Tony approached Lucy Baez when he saw her at work.

“Ok, what did I do now?’' Lucy said.

“I got to ask you a question. If I’m being too nosy, let me know,’' Tony said. “You’re not going to believe this. There’s a certain person who has feelings for you.’'

“Who?’' Lucy said.

“Tommy,’' Tony said.

“What? Why now? I’ve known him such a long time. Why now? I never saw that he had feelings for me,’' Lucy said.

Tommy and Lucy had worked together since 1997 when she became a dispatcher for Hartford police, fire and ambulance crews. Lucy, 30, and Tommy, 33, both had family members and in-laws who served as police officers and dispatchers.

She worked three months with Tommy on a team of eight to nine dispatchers on the midnight shift before he switched to the earlier shift.

“We work a lot of overtime,’' Tommy said. “Working there we became good friends. People used to call us husband and wife because we were always at work.’'

“I didn’t realize I had feelings for her until two years ago,’' Tommy said. “I didn’t want to ruin our friendship. I was hesitating.’' After playing cards with Lucy, Tony and friends, the 40-year-old bachelor sought Tony’s aid.

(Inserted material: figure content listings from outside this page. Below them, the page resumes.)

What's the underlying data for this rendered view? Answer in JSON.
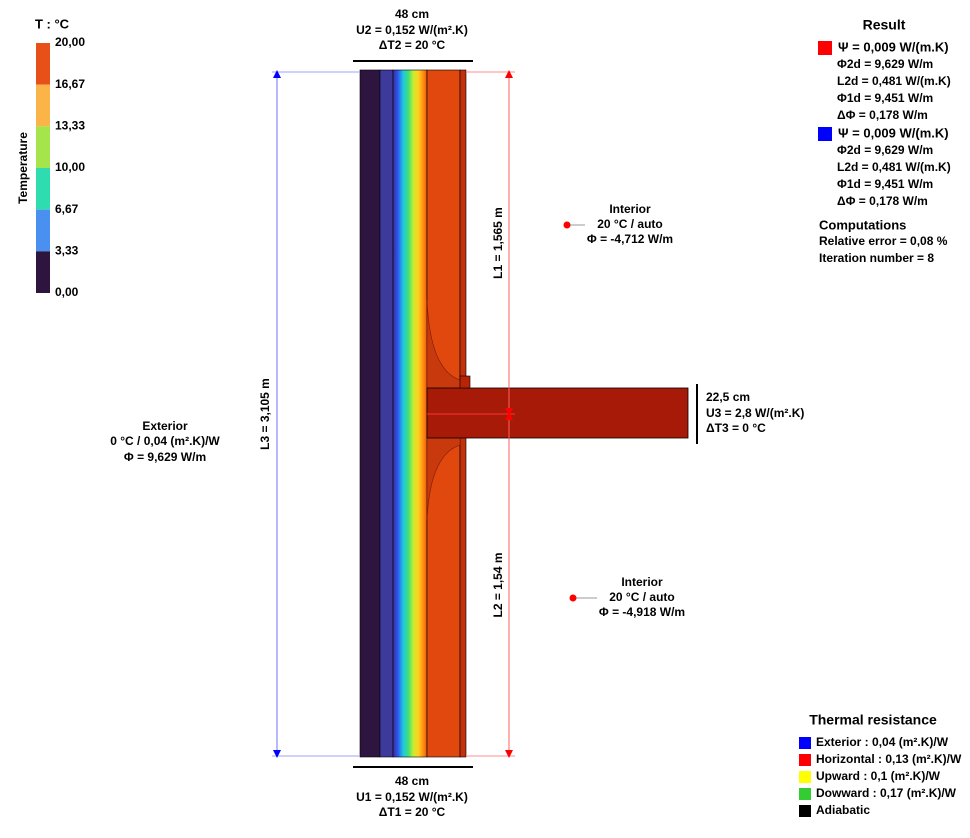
{
  "legend": {
    "title": "T : °C",
    "axis_label": "Temperature",
    "ticks": [
      "20,00",
      "16,67",
      "13,33",
      "10,00",
      "6,67",
      "3,33",
      "0,00"
    ],
    "colors": [
      "#e8501a",
      "#fbb447",
      "#a6e44c",
      "#2fdcb0",
      "#4a90f0",
      "#2d1540"
    ]
  },
  "top_dimension": {
    "width": "48 cm",
    "u": "U2 = 0,152 W/(m².K)",
    "dt": "ΔT2 = 20 °C"
  },
  "bottom_dimension": {
    "width": "48 cm",
    "u": "U1 = 0,152 W/(m².K)",
    "dt": "ΔT1 = 20 °C"
  },
  "slab_dimension": {
    "width": "22,5 cm",
    "u": "U3 = 2,8 W/(m².K)",
    "dt": "ΔT3 = 0 °C"
  },
  "lengths": {
    "l3": "L3 = 3,105 m",
    "l1": "L1 = 1,565 m",
    "l2": "L2 = 1,54 m"
  },
  "exterior": {
    "label": "Exterior",
    "conditions": "0 °C / 0,04 (m².K)/W",
    "flux": "Φ = 9,629 W/m"
  },
  "interior_upper": {
    "label": "Interior",
    "conditions": "20 °C / auto",
    "flux": "Φ = -4,712 W/m"
  },
  "interior_lower": {
    "label": "Interior",
    "conditions": "20 °C / auto",
    "flux": "Φ = -4,918 W/m"
  },
  "result": {
    "title": "Result",
    "blocks": [
      {
        "color": "#ff0000",
        "lines": [
          "Ψ = 0,009 W/(m.K)",
          "Φ2d = 9,629 W/m",
          "L2d = 0,481 W/(m.K)",
          "Φ1d = 9,451 W/m",
          "ΔΦ = 0,178 W/m"
        ]
      },
      {
        "color": "#0000ff",
        "lines": [
          "Ψ = 0,009 W/(m.K)",
          "Φ2d = 9,629 W/m",
          "L2d = 0,481 W/(m.K)",
          "Φ1d = 9,451 W/m",
          "ΔΦ = 0,178 W/m"
        ]
      }
    ]
  },
  "computations": {
    "title": "Computations",
    "lines": [
      "Relative error = 0,08 %",
      "Iteration number = 8"
    ]
  },
  "thermal_resistance": {
    "title": "Thermal resistance",
    "items": [
      {
        "color": "#0000ff",
        "label": "Exterior : 0,04 (m².K)/W"
      },
      {
        "color": "#ff0000",
        "label": "Horizontal : 0,13 (m².K)/W"
      },
      {
        "color": "#ffff00",
        "label": "Upward : 0,1 (m².K)/W"
      },
      {
        "color": "#33cc33",
        "label": "Dowward : 0,17 (m².K)/W"
      },
      {
        "color": "#000000",
        "label": "Adiabatic"
      }
    ]
  }
}
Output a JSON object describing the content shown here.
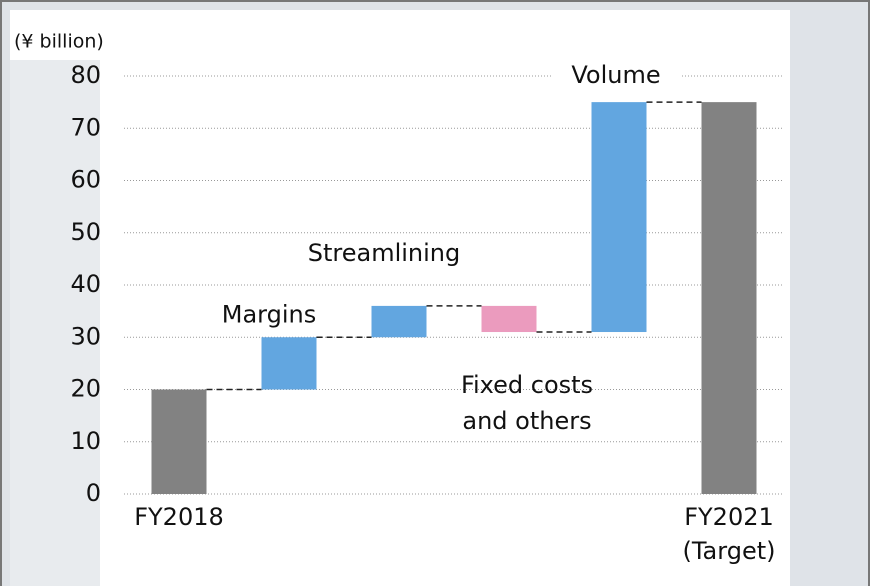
{
  "chart_data": {
    "type": "waterfall",
    "y_label": "(¥ billion)",
    "categories": [
      "FY2018",
      null,
      null,
      null,
      null,
      "FY2021\n(Target)"
    ],
    "bar_labels": [
      null,
      "Margins",
      "Streamlining",
      "Fixed costs\nand others",
      "Volume",
      null
    ],
    "values": [
      20,
      10,
      6,
      -5,
      44,
      75
    ],
    "totals": [
      true,
      false,
      false,
      false,
      false,
      true
    ],
    "colors": {
      "total": "#828282",
      "increase": "#62a6e0",
      "decrease": "#eb9bbe"
    },
    "ylim": [
      0,
      80
    ],
    "yticks": [
      0,
      10,
      20,
      30,
      40,
      50,
      60,
      70,
      80
    ],
    "grid": true
  }
}
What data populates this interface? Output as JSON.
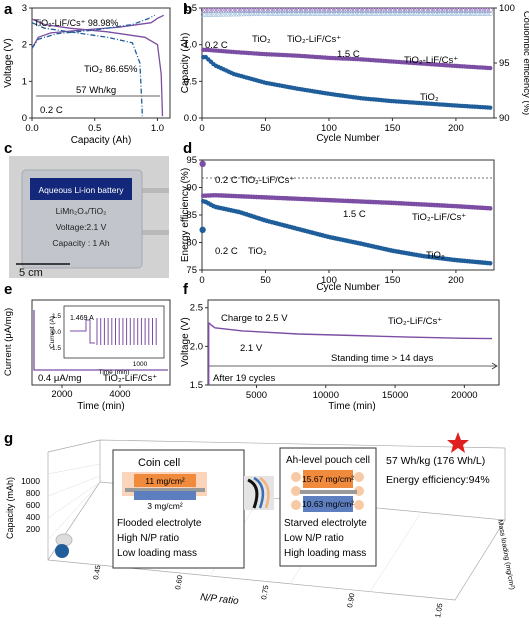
{
  "panel_labels": {
    "a": "a",
    "b": "b",
    "c": "c",
    "d": "d",
    "e": "e",
    "f": "f",
    "g": "g"
  },
  "colors": {
    "purple": "#7b4ea3",
    "blue": "#1f5e9a",
    "light_blue": "#8fb4d6",
    "pouch_orange": "#f08a3c",
    "pouch_blue": "#5d7fc0"
  },
  "chart_data": [
    {
      "id": "a",
      "type": "line",
      "xlabel": "Capacity (Ah)",
      "ylabel": "Voltage (V)",
      "xlim": [
        0,
        1.1
      ],
      "ylim": [
        0,
        3
      ],
      "xticks": [
        "0.0",
        "0.5",
        "1.0"
      ],
      "yticks": [
        "0",
        "1",
        "2",
        "3"
      ],
      "annotations": [
        "TiO₂-LiF/Cs⁺ 98.98%",
        "TiO₂ 86.65%",
        "57 Wh/kg",
        "0.2 C"
      ],
      "series": [
        {
          "name": "TiO₂-LiF/Cs⁺ charge",
          "color": "#7b4ea3",
          "x": [
            0,
            0.05,
            0.15,
            0.4,
            0.7,
            0.95,
            1.0,
            1.05
          ],
          "y": [
            1.9,
            2.2,
            2.32,
            2.4,
            2.48,
            2.6,
            2.72,
            2.8
          ]
        },
        {
          "name": "TiO₂-LiF/Cs⁺ discharge",
          "color": "#7b4ea3",
          "x": [
            0,
            0.1,
            0.3,
            0.6,
            0.9,
            1.0,
            1.03,
            1.04
          ],
          "y": [
            2.7,
            2.55,
            2.45,
            2.35,
            2.2,
            2.0,
            1.2,
            0.05
          ]
        },
        {
          "name": "TiO₂ charge",
          "color": "#1f5e9a",
          "x": [
            0,
            0.05,
            0.2,
            0.5,
            0.8,
            0.92,
            0.98
          ],
          "y": [
            1.9,
            2.15,
            2.3,
            2.4,
            2.55,
            2.7,
            2.8
          ]
        },
        {
          "name": "TiO₂ discharge",
          "color": "#1f5e9a",
          "x": [
            0,
            0.1,
            0.3,
            0.6,
            0.8,
            0.86,
            0.88
          ],
          "y": [
            2.6,
            2.45,
            2.35,
            2.2,
            2.05,
            1.5,
            0.05
          ]
        }
      ]
    },
    {
      "id": "b",
      "type": "scatter",
      "xlabel": "Cycle Number",
      "ylabel": "Capacity (Ah)",
      "y2label": "Coulombic efficiency (%)",
      "xlim": [
        0,
        230
      ],
      "ylim": [
        0,
        1.5
      ],
      "y2lim": [
        90,
        100
      ],
      "xticks": [
        "0",
        "50",
        "100",
        "150",
        "200"
      ],
      "yticks": [
        "0.0",
        "0.5",
        "1.0",
        "1.5"
      ],
      "y2ticks": [
        "90",
        "95",
        "100"
      ],
      "annotations": [
        "0.2 C",
        "TiO₂",
        "TiO₂-LiF/Cs⁺",
        "1.5 C",
        "TiO₂-LiF/Cs⁺",
        "TiO₂"
      ],
      "series": [
        {
          "name": "TiO₂-LiF/Cs⁺ capacity",
          "color": "#7b4ea3",
          "x": [
            3,
            25,
            50,
            75,
            100,
            125,
            150,
            175,
            200,
            228
          ],
          "y": [
            0.93,
            0.9,
            0.87,
            0.85,
            0.82,
            0.8,
            0.77,
            0.74,
            0.71,
            0.68
          ]
        },
        {
          "name": "TiO₂ capacity",
          "color": "#1f5e9a",
          "x": [
            3,
            10,
            25,
            50,
            75,
            100,
            125,
            150,
            175,
            200,
            228
          ],
          "y": [
            0.83,
            0.72,
            0.6,
            0.48,
            0.4,
            0.33,
            0.27,
            0.23,
            0.2,
            0.17,
            0.14
          ]
        },
        {
          "name": "TiO₂-LiF/Cs⁺ CE",
          "color": "#7b4ea3",
          "x": [
            3,
            50,
            100,
            150,
            200,
            228
          ],
          "y": [
            99.8,
            99.8,
            99.8,
            99.8,
            99.8,
            99.8
          ]
        },
        {
          "name": "TiO₂ CE",
          "color": "#8fb4d6",
          "x": [
            3,
            50,
            100,
            150,
            200,
            228
          ],
          "y": [
            99.4,
            99.5,
            99.5,
            99.5,
            99.5,
            99.5
          ]
        }
      ]
    },
    {
      "id": "d",
      "type": "scatter",
      "xlabel": "Cycle Number",
      "ylabel": "Energy efficiency (%)",
      "xlim": [
        0,
        230
      ],
      "ylim": [
        75,
        95
      ],
      "xticks": [
        "0",
        "50",
        "100",
        "150",
        "200"
      ],
      "yticks": [
        "75",
        "80",
        "85",
        "90",
        "95"
      ],
      "annotations": [
        "0.2 C TiO₂-LiF/Cs⁺",
        "1.5 C",
        "TiO₂-LiF/Cs⁺",
        "0.2 C",
        "TiO₂",
        "TiO₂"
      ],
      "series": [
        {
          "name": "TiO₂-LiF/Cs⁺",
          "color": "#7b4ea3",
          "x": [
            2,
            10,
            50,
            100,
            150,
            200,
            228
          ],
          "y": [
            88.5,
            88.6,
            88.2,
            87.7,
            87.2,
            86.6,
            86.2
          ]
        },
        {
          "name": "TiO₂",
          "color": "#1f5e9a",
          "x": [
            2,
            10,
            30,
            50,
            75,
            100,
            125,
            150,
            175,
            200,
            228
          ],
          "y": [
            87.5,
            86.5,
            85.5,
            84,
            82.5,
            81,
            79.8,
            78.5,
            77.5,
            76.8,
            76.2
          ]
        },
        {
          "name": "0.2 C TiO₂-LiF/Cs⁺",
          "color": "#7b4ea3",
          "x": [
            0.5
          ],
          "y": [
            94.3
          ]
        },
        {
          "name": "0.2 C TiO₂",
          "color": "#1f5e9a",
          "x": [
            0.5
          ],
          "y": [
            82.3
          ]
        }
      ]
    },
    {
      "id": "e",
      "type": "line",
      "xlabel": "Time (min)",
      "ylabel": "Current (μA/mg)",
      "xticks": [
        "2000",
        "4000"
      ],
      "annotations": [
        "0.4 μA/mg",
        "TiO₂-LiF/Cs⁺"
      ],
      "inset": {
        "xlabel": "Time (min)",
        "ylabel": "Current (A)",
        "xticks": [
          "1000"
        ],
        "yticks": [
          "1.5",
          "0.0",
          "-1.5"
        ],
        "annotation": "1.469 A"
      }
    },
    {
      "id": "f",
      "type": "line",
      "xlabel": "Time (min)",
      "ylabel": "Voltage (V)",
      "xlim": [
        1500,
        22500
      ],
      "ylim": [
        1.5,
        2.6
      ],
      "xticks": [
        "5000",
        "10000",
        "15000",
        "20000"
      ],
      "yticks": [
        "1.5",
        "2.0",
        "2.5"
      ],
      "annotations": [
        "Charge to 2.5 V",
        "TiO₂-LiF/Cs⁺",
        "2.1 V",
        "Standing time > 14 days",
        "After 19 cycles"
      ],
      "series": [
        {
          "name": "TiO₂-LiF/Cs⁺",
          "color": "#7b4ea3",
          "x": [
            1600,
            1700,
            2000,
            4000,
            8000,
            12000,
            16000,
            20000,
            22000
          ],
          "y": [
            2.3,
            2.28,
            2.24,
            2.2,
            2.16,
            2.14,
            2.12,
            2.105,
            2.1
          ]
        }
      ]
    }
  ],
  "photo_c": {
    "banner": "Aqueous Li-ion battery",
    "line1": "LiMn₂O₄/TiO₂",
    "line2": "Voltage:2.1 V",
    "line3": "Capacity : 1 Ah",
    "scale": "5 cm"
  },
  "panel_g": {
    "ylabel": "Capacity (mAh)",
    "yticks": [
      "1000",
      "800",
      "600",
      "400",
      "200"
    ],
    "xlabel": "N/P ratio",
    "xticks": [
      "0.45",
      "0.60",
      "0.75",
      "0.90",
      "1.05"
    ],
    "zlabel": "Mass loading (mg/cm²)",
    "coin": {
      "title": "Coin cell",
      "top": "11 mg/cm²",
      "bottom": "3 mg/cm²",
      "lines": [
        "Flooded electrolyte",
        "High N/P ratio",
        "Low loading mass"
      ]
    },
    "pouch": {
      "title": "Ah-level pouch cell",
      "top": "15.67 mg/cm²",
      "bottom": "10.63 mg/cm²",
      "lines": [
        "Starved electrolyte",
        "Low N/P ratio",
        "High loading mass"
      ]
    },
    "highlight1": "57 Wh/kg (176 Wh/L)",
    "highlight2": "Energy efficiency:94%"
  }
}
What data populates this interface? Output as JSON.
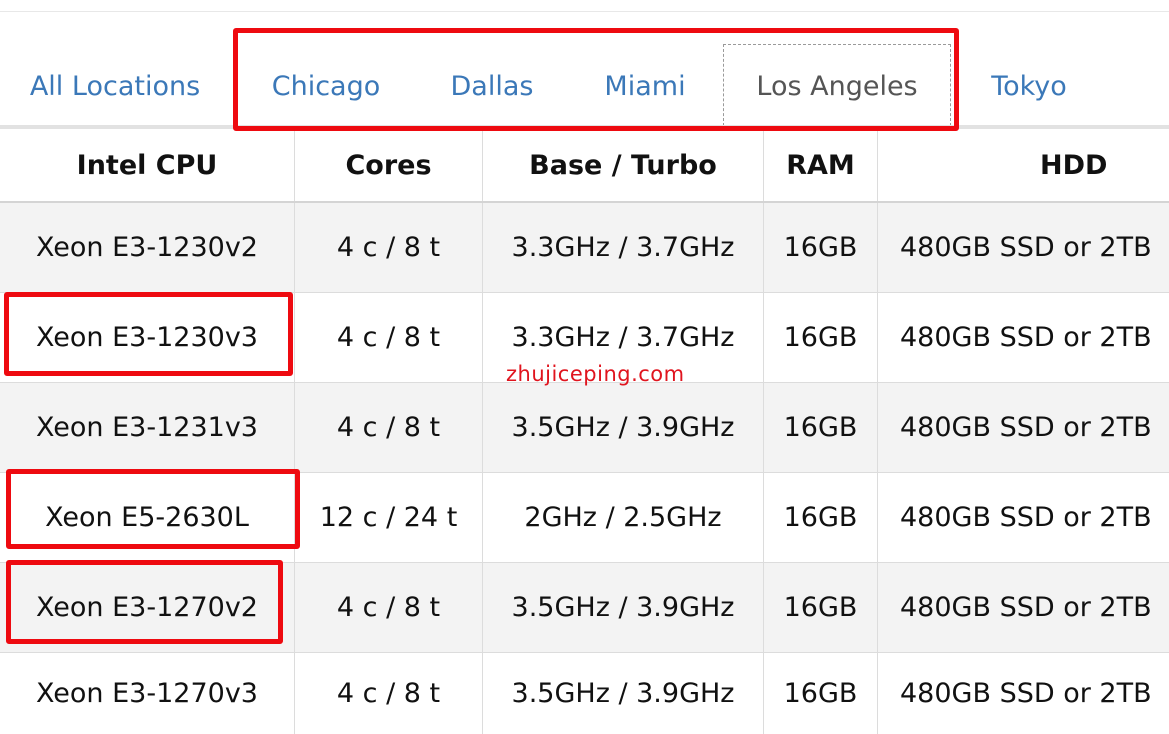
{
  "tabs": [
    {
      "label": "All Locations"
    },
    {
      "label": "Chicago"
    },
    {
      "label": "Dallas"
    },
    {
      "label": "Miami"
    },
    {
      "label": "Los Angeles"
    },
    {
      "label": "Tokyo"
    }
  ],
  "active_tab": "Los Angeles",
  "table": {
    "headers": [
      "Intel CPU",
      "Cores",
      "Base / Turbo",
      "RAM",
      "HDD"
    ],
    "rows": [
      [
        "Xeon E3-1230v2",
        "4 c / 8 t",
        "3.3GHz / 3.7GHz",
        "16GB",
        "480GB SSD or 2TB"
      ],
      [
        "Xeon E3-1230v3",
        "4 c / 8 t",
        "3.3GHz / 3.7GHz",
        "16GB",
        "480GB SSD or 2TB"
      ],
      [
        "Xeon E3-1231v3",
        "4 c / 8 t",
        "3.5GHz / 3.9GHz",
        "16GB",
        "480GB SSD or 2TB"
      ],
      [
        "Xeon E5-2630L",
        "12 c / 24 t",
        "2GHz / 2.5GHz",
        "16GB",
        "480GB SSD or 2TB"
      ],
      [
        "Xeon E3-1270v2",
        "4 c / 8 t",
        "3.5GHz / 3.9GHz",
        "16GB",
        "480GB SSD or 2TB"
      ],
      [
        "Xeon E3-1270v3",
        "4 c / 8 t",
        "3.5GHz / 3.9GHz",
        "16GB",
        "480GB SSD or 2TB"
      ]
    ]
  },
  "watermark": "zhujiceping.com",
  "colors": {
    "tab_link": "#3b78b8",
    "annotation": "#ee0a10",
    "row_stripe": "#f3f3f3"
  }
}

Tommy recalls the day in mid-April 2004 when he decided to make his move. “It was my day off and I called her at work, and I was going to ask her out, and she asked me to come in and work overtime,’' Tommy said. “I’m thinking, I’ll go into work overtime and I’ll talk to her there, but it was so busy I didn’t get a chance to talk to her.’' He called her on his way home and asked her out to dinner. They couldn’t get together until May 1.

At dinner Tommy told Lucy how he felt. “I was shaking,’' he said.

“I really didn’t know if I was hearing him. I couldn’t believe it,’' Lucy said. “I know he’s a great person. My main concern was our friendship. Would it suffer if we got involved and it didn’t go anywhere?

“Two days later I got a bouquet of a dozen roses at work,’' Lucy said. The unsigned card said the flowers were the ones he wanted to send for Valentine’s Day. “I knew who they were from. I could have killed him.’' Everyone wanted to know who sent them.

“It was after the third date when I told her `I love you,’'' Tony said.

“How do you know that so fast?’' Lucy said.

“I was a little afraid. I was married 15 years,’' Lucy said. She’d been divorced five years and had a son, 18, and a daughter, 12. “I was worried. I didn’t want them to go through any more trauma. It was very hard to let my true feelings come out. I was afraid of getting hurt and of my kids getting hurt.’'

“The more time we spent together, the more I knew I loved him. It’s made it so much easier for us because we were friends before,’' Lucy said, and, ``My kids love him.’'

Last July, with Tommy’s whole family at his sister’s house, he proposed to Lucy.

“My son’s going to walk me down the aisle’’ on June 10, Lucy said, and he hopes to join the Hartford police when he’s older. Lucy’s daughter will be a junior bridesmaid. “It’s a family affair but he has a very large family, 100 people. My family has about 10 people,’' Lucy says. They will be married at Tommy’s sister’s home and Shelley Shulman, a justice of the peace and cousin of in-laws, will marry them.

“Tommy’s a great person. He’s a family person. One day he’ll make somebody a great husband. Whoever catches Tommy will be lucky,’' Lucy said over the years, never imagining she’d be that woman. “He’s honest, hard-working, caring, someone that you can talk to no matter what the issue is, good or bad, without getting into an argument. The world could be falling apart around him and he’ll be calm,’' Lucy says.

Tommy respects Lucy for the high values she holds for her children. “She’s honest. She always said what she meant. She has a great spirit. She’s always giving, giving, giving. She just wants to help everyone,’' says Tommy.

“I’m here to stay. I’m not going anywhere,’' Tommy told Lucy repeatedly while dating her. Lucy is Tommy’s “One in a Million,’' treasure. She feels the same toward Tommy, and they will start their married lives with that melody as their wedding song.